Glasgow personal finance author David Sawyer has sold the rights to the first translation of his self-published book – in South Korea.
Seoul-based publisher Rok Media is having RESET translated and copies are expected to be on sale in the new year. It is the first foreign language deal for the book, which is aimed at midlife professionals aged 35–60 who are stuck in a rut and looking to restart their lives halfway through. The book’s one-year plan sets the ideas behind the US financial independence movement in a UK context.
It has sold 7,600 copies worldwide since Zude PR owner Sawyer, 47, published in August last year. The tally for the first 15 months is about 30 times what might be expected for a self-published book in its lifetime.

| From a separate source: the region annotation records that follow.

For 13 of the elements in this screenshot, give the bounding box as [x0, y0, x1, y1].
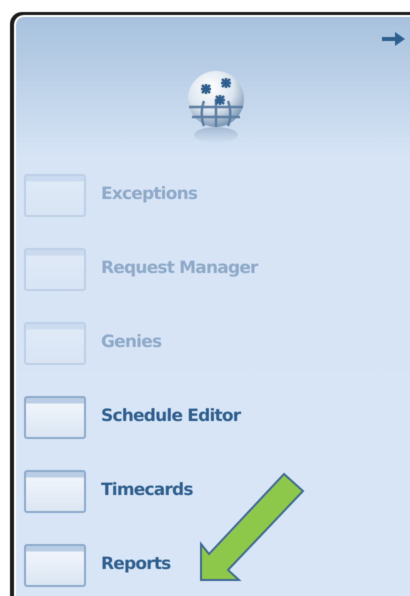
nav-item[interactable]: Reports	[101, 552, 170, 578]
window-icon	[24, 174, 86, 216]
window-icon	[24, 470, 86, 512]
nav-item: Genies	[101, 331, 162, 354]
window-icon	[24, 248, 86, 290]
nav-item: Request Manager	[101, 257, 258, 280]
nav-item[interactable]: Schedule Editor	[101, 404, 240, 430]
arrow-right-icon[interactable]	[382, 31, 406, 47]
window-icon	[24, 396, 86, 438]
nav-item[interactable]: Timecards	[101, 478, 193, 504]
window-icon	[24, 322, 86, 364]
window-icon	[24, 544, 86, 586]
nav-item: Exceptions	[101, 183, 198, 206]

Sawyer, who who lives near Clarkston south of Glasgow, said: “When I got the call to say a Korean publishing house wanted to take on my book, I nearly fell off my chair. All I could manage to blurt out was, ‘north or south?’
“But when I looked into it, I could see the potential. South Korea has a population of 50 million and people there are committed to self-improvement and getting their finances in order.Fingers crossed that the translator does a good job and sales do even better over there than in the UK and US. I can’t wait to see the front cover.”

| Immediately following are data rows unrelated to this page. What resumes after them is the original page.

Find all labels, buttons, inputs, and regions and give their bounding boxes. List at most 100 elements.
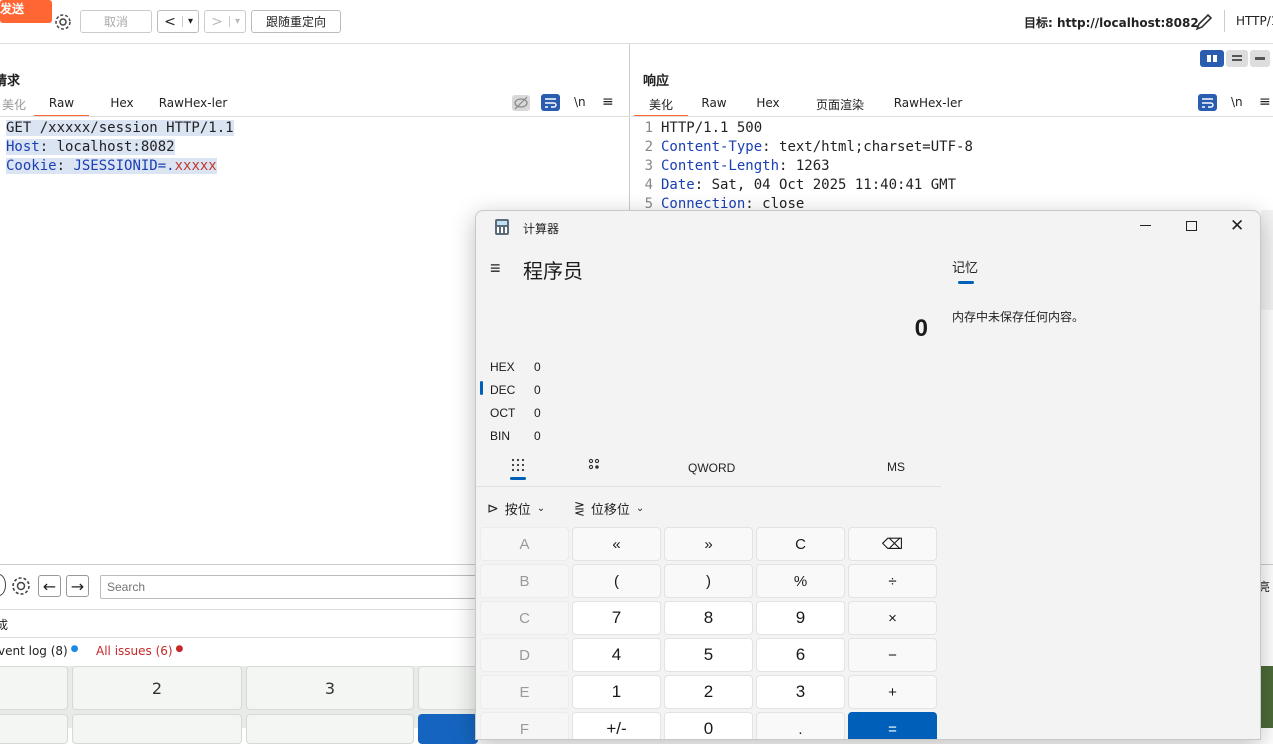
key-backspace[interactable]: ⌫ xyxy=(848,527,937,561)
divider xyxy=(0,609,475,610)
send-button[interactable]: 发送 xyxy=(0,0,52,23)
key-negate[interactable]: +/- xyxy=(572,712,661,739)
tab-render[interactable]: 页面渲染 xyxy=(804,94,876,116)
status-text: 成 xyxy=(0,618,9,632)
key-A[interactable]: A xyxy=(480,527,569,561)
http-version-label[interactable]: HTTP/1 xyxy=(1236,14,1273,28)
bit-toggle-keypad-icon[interactable] xyxy=(588,458,602,472)
key-0[interactable]: 0 xyxy=(664,712,753,739)
chevron-down-icon: ⌄ xyxy=(635,503,645,514)
key-3[interactable]: 3 xyxy=(756,675,845,709)
response-editor[interactable]: 1 HTTP/1.1 500 2 Content-Type: text/html;c… xyxy=(637,119,973,214)
bitshift-dropdown[interactable]: ⋛ 位移位 ⌄ xyxy=(574,499,644,518)
bg-key-2: 2 xyxy=(72,666,242,710)
radix-hex[interactable]: HEX 0 xyxy=(490,360,541,374)
back-button[interactable]: < xyxy=(158,14,182,30)
mode-title: 程序员 xyxy=(523,261,583,283)
search-prev-arrow-icon[interactable]: ← xyxy=(38,575,61,597)
memory-empty-message: 内存中未保存任何内容。 xyxy=(952,310,1085,324)
cancel-button[interactable]: 取消 xyxy=(80,10,152,33)
forward-dropdown-icon[interactable]: ▾ xyxy=(229,16,245,27)
radix-dec[interactable]: DEC 0 xyxy=(490,383,541,397)
layout-toggle-group xyxy=(1200,50,1270,67)
horizontal-view-icon[interactable] xyxy=(1226,50,1248,67)
chevron-down-icon: ⌄ xyxy=(536,503,546,514)
key-5[interactable]: 5 xyxy=(664,638,753,672)
key-D[interactable]: D xyxy=(480,638,569,672)
key-F[interactable]: F xyxy=(480,712,569,739)
key-E[interactable]: E xyxy=(480,675,569,709)
memory-store-button[interactable]: MS xyxy=(887,460,905,474)
key-divide[interactable]: ÷ xyxy=(848,564,937,598)
key-2[interactable]: 2 xyxy=(664,675,753,709)
newline-toggle[interactable]: \n xyxy=(574,95,586,109)
radix-oct[interactable]: OCT 0 xyxy=(490,406,541,420)
key-minus[interactable]: − xyxy=(848,638,937,672)
forward-nav-group[interactable]: > ▾ xyxy=(204,10,246,33)
radix-bin[interactable]: BIN 0 xyxy=(490,429,541,443)
forward-button[interactable]: > xyxy=(205,14,229,30)
key-9[interactable]: 9 xyxy=(756,601,845,635)
split-view-icon[interactable] xyxy=(1200,50,1224,67)
key-6[interactable]: 6 xyxy=(756,638,845,672)
search-settings-gear-icon[interactable] xyxy=(10,575,32,597)
request-line-3: Cookie: JSESSIONID=.xxxxx xyxy=(6,158,217,174)
key-equals[interactable]: = xyxy=(848,712,937,739)
minimize-icon[interactable] xyxy=(1140,225,1151,226)
request-editor[interactable]: GET /xxxxx/session HTTP/1.1 Host: localh… xyxy=(6,119,234,176)
key-shift-right[interactable]: » xyxy=(664,527,753,561)
nav-menu-hamburger-icon[interactable]: ≡ xyxy=(490,258,501,279)
key-B[interactable]: B xyxy=(480,564,569,598)
response-line: 2 Content-Type: text/html;charset=UTF-8 xyxy=(644,139,973,155)
close-icon[interactable]: ✕ xyxy=(1230,216,1244,236)
tab-pretty[interactable]: 美化 xyxy=(634,94,688,117)
key-decimal[interactable]: . xyxy=(756,712,845,739)
event-log-tab[interactable]: vent log (8) ● xyxy=(0,644,78,658)
all-issues-tab[interactable]: All issues (6) ● xyxy=(96,644,183,658)
bg-key xyxy=(72,714,242,744)
tab-pretty[interactable]: 美化 xyxy=(0,94,34,116)
target-label: 目标: http://localhost:8082 xyxy=(1024,16,1199,30)
tab-view-icon[interactable] xyxy=(1250,50,1270,67)
key-close-paren[interactable]: ) xyxy=(664,564,753,598)
key-percent[interactable]: % xyxy=(756,564,845,598)
key-C-hex[interactable]: C xyxy=(480,601,569,635)
search-next-arrow-icon[interactable]: → xyxy=(66,575,89,597)
full-keypad-icon[interactable] xyxy=(511,458,525,472)
window-title: 计算器 xyxy=(523,222,560,236)
key-7[interactable]: 7 xyxy=(572,601,661,635)
key-8[interactable]: 8 xyxy=(664,601,753,635)
back-dropdown-icon[interactable]: ▾ xyxy=(182,16,198,27)
key-1[interactable]: 1 xyxy=(572,675,661,709)
word-wrap-icon[interactable] xyxy=(541,94,560,111)
word-wrap-icon[interactable] xyxy=(1198,94,1217,111)
tab-raw[interactable]: Raw xyxy=(34,94,89,117)
key-plus[interactable]: + xyxy=(848,675,937,709)
follow-redirect-button[interactable]: 跟随重定向 xyxy=(251,10,341,33)
key-multiply[interactable]: × xyxy=(848,601,937,635)
hide-nonprintable-icon[interactable] xyxy=(512,95,530,111)
tab-raw[interactable]: Raw xyxy=(688,94,740,116)
search-input[interactable] xyxy=(100,575,480,599)
back-nav-group[interactable]: < ▾ xyxy=(157,10,199,33)
key-clear[interactable]: C xyxy=(756,527,845,561)
keypad-active-indicator xyxy=(510,477,526,480)
key-open-paren[interactable]: ( xyxy=(572,564,661,598)
tab-hex[interactable]: Hex xyxy=(97,94,147,116)
bitwise-dropdown[interactable]: ⊳ 按位 ⌄ xyxy=(487,499,545,518)
word-size-button[interactable]: QWORD xyxy=(688,461,735,475)
edit-target-pencil-icon[interactable] xyxy=(1193,11,1215,33)
key-shift-left[interactable]: « xyxy=(572,527,661,561)
menu-hamburger-icon[interactable]: ≡ xyxy=(602,94,614,110)
key-4[interactable]: 4 xyxy=(572,638,661,672)
tab-rawhex[interactable]: RawHex-ler xyxy=(888,94,968,116)
response-line: 3 Content-Length: 1263 xyxy=(644,158,830,174)
newline-toggle[interactable]: \n xyxy=(1231,95,1243,109)
settings-gear-icon[interactable] xyxy=(52,10,74,33)
memory-tab[interactable]: 记忆 xyxy=(952,257,978,276)
help-icon[interactable] xyxy=(0,574,6,596)
maximize-icon[interactable] xyxy=(1186,221,1197,231)
menu-hamburger-icon[interactable]: ≡ xyxy=(1259,94,1271,110)
tab-rawhex[interactable]: RawHex-ler xyxy=(153,94,233,116)
tab-hex[interactable]: Hex xyxy=(742,94,794,116)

The Korean deal, which is RESET’s first foreign language translation, was brokered by Charlotte Staley at UK-based independent publisher Harriman House. The Korean agent that found the right publisher was literary agency Imprima.
Three months after its publication in August this year, the audiobook version narrated by Sawyer is nearing 1,000 sales.
He added: “It was a bit of a gamble because I didn’t know if people would want to buy it and the time investment was significant. However, Ross Cameron at Riverside Music College in Busby did an excellent job and the sound quality exceeds audiobooks produced by some of the big publishing houses.”